Slow Stashing | A post inspired by Clara Parkes

Hello dear readers,

You may have noticed that the blog has had a little bit of an overhaul. I found the reason I wasn’t posting as much as I had originally planned was that I wasn’t excited by what I was posting. To me, the articles felt forced. And no-one enjoys reading posts from an author who doesn’t enjoy writing them. As a result, I have decided to spend more time researching and posting articles that mean something to me.

As the title suggests, I have been doing a bit of catch up reading with Knitter’s Review, the brainchild of Clara Parkes. I came across a post that really spoke to me and introduced to me that concept of Slow Stashing. You can read that post here. It’s a really simple concept, prune your yarn stash to nurture creativity. Clara first introduced the concept in 2009, as a new years resolution for knitting, encouraging us to be mindful of every skein of yarn we own and only allowing new skeins into your stash that truly inspire you. It is such a simple concept, but an interesting one. We all have those balls or skeins of yarn that we bought on a whim or when we first started knitting that we no longer know what to do with or even want to knit with.

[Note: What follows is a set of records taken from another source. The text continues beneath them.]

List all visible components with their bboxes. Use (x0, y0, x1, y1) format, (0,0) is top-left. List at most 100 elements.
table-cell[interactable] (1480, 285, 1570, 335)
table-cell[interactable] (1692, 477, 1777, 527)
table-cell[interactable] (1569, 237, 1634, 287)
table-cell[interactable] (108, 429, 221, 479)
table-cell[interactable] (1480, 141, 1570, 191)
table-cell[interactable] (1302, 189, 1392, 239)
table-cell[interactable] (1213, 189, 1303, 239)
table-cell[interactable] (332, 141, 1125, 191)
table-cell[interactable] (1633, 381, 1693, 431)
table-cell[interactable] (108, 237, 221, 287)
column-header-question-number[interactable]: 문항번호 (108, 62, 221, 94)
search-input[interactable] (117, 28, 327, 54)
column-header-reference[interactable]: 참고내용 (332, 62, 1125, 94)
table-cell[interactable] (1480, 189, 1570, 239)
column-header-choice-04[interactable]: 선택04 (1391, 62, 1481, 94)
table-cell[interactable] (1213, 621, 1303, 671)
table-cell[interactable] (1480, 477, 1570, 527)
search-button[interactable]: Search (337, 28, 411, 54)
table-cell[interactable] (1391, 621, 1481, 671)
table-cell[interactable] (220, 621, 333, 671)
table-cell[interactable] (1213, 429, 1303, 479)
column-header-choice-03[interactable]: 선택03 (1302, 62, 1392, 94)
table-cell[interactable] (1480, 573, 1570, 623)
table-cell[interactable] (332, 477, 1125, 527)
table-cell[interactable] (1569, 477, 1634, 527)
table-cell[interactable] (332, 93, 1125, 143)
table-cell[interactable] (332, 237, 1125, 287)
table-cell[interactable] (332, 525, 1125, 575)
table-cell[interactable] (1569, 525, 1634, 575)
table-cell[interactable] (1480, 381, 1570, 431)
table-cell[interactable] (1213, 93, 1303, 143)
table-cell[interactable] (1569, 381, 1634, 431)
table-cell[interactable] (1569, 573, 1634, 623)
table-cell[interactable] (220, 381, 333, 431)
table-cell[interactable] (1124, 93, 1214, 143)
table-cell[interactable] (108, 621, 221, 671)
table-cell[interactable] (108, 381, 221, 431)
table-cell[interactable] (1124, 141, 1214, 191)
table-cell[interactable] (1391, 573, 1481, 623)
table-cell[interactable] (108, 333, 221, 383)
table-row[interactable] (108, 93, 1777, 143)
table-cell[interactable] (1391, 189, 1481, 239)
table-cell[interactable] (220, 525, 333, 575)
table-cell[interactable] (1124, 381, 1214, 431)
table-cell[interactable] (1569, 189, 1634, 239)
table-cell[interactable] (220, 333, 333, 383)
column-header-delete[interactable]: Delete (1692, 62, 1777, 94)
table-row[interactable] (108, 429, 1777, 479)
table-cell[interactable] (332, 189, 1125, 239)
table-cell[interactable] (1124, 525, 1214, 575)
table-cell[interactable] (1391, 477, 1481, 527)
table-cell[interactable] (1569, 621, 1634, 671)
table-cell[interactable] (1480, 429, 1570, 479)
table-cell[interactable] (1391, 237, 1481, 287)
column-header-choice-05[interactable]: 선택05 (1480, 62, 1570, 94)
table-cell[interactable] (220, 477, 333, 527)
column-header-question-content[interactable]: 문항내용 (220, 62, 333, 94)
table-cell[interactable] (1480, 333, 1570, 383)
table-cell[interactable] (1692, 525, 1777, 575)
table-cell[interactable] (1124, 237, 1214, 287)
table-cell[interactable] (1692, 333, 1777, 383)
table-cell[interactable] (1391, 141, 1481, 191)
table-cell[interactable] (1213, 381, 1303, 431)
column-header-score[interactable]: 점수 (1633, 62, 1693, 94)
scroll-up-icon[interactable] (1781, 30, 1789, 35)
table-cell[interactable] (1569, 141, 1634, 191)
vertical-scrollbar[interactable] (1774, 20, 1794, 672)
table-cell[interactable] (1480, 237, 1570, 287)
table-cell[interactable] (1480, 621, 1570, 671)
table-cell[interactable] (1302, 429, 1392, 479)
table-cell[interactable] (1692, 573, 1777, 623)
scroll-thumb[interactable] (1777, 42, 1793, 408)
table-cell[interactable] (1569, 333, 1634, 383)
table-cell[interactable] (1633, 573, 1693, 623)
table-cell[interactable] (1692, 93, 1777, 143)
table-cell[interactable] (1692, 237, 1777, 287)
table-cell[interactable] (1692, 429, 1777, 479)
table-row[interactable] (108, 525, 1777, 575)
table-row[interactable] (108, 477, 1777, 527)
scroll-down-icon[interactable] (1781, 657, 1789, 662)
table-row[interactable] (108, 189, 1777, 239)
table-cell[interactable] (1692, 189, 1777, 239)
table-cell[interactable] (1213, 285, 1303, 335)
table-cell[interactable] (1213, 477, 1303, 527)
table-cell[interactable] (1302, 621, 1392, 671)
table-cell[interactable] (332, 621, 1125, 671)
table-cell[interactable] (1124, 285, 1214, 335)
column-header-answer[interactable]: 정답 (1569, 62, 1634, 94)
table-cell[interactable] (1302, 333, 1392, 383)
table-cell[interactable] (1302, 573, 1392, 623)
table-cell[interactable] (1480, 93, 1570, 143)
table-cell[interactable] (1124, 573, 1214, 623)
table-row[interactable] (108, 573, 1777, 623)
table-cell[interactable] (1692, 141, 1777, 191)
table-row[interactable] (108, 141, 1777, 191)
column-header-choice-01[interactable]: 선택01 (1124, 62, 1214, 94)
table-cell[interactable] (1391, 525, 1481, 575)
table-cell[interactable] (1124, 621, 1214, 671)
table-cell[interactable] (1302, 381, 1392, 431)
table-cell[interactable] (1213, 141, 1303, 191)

After reading Clara’s post, I was inspired. She suggests sorting your stash into 2 piles, the happy pile and the unhappy pile. As you can guess, the happy pile contains all the skeins that make your heart sing and you want to grab your needles straight away and cast on. The unhappy pile is for all the skeins that you felt compelled to buy, to knit with and now keep, even though they don’t inspire you. To quote the post

In the unhappy pile go all the yarns that immediately cause your spirits to sag. These yarns appealed to your sense of “should”—I should buy this, I should knit something out of this, and, even now, I should keep this. As soon as you find yourself muttering the word “should,” put that yarn in the unhappy pile. Also in the unhappy pile go yarns that, through no fault of their own, carry emotional baggage. Yarns were innocent bystanders to tough times in your life. Yarns that you’ve already tried to use a few times but always ended up frogging. Yarns that you feel you should use even though the spark just isn’t there. Those yarns need to go.” – Resolutions for 2009: Slow Stashing by Clara Parkes

Since it is a holiday weekend here in the United States, I knew that this would be the perfect time to go through my stash. Although my stash of yarn is small compared to most knitters, I was all too aware that there were still skeins in there that fit the unhappy pile criteria. In addition, the September Madison Knitters’ Guild meeting is coming up and they will gladly accept yarn as donations for community knitting projects or the December Sale. I currently store my yarn stash in a basket next my TV, so I can gaze upon it while I sit on the sofa. I emptied it out and proceeded to sort through my yarn. It was liberating. Knowing that the yarn that no longer inspired me, would inspire someone else, or be used for the various community projects organised by the guild.

It has definitely encouraged me to be more mindful of the skeins that I do buy, being aware that I only let skeins into my life that I can simply not do without. I hope that you are similarly inspired to look through your own stash and see what you can donate or sell from your stash and inspire someone else with those skeins, as they once did for you. I’d love to hear your thoughts on this.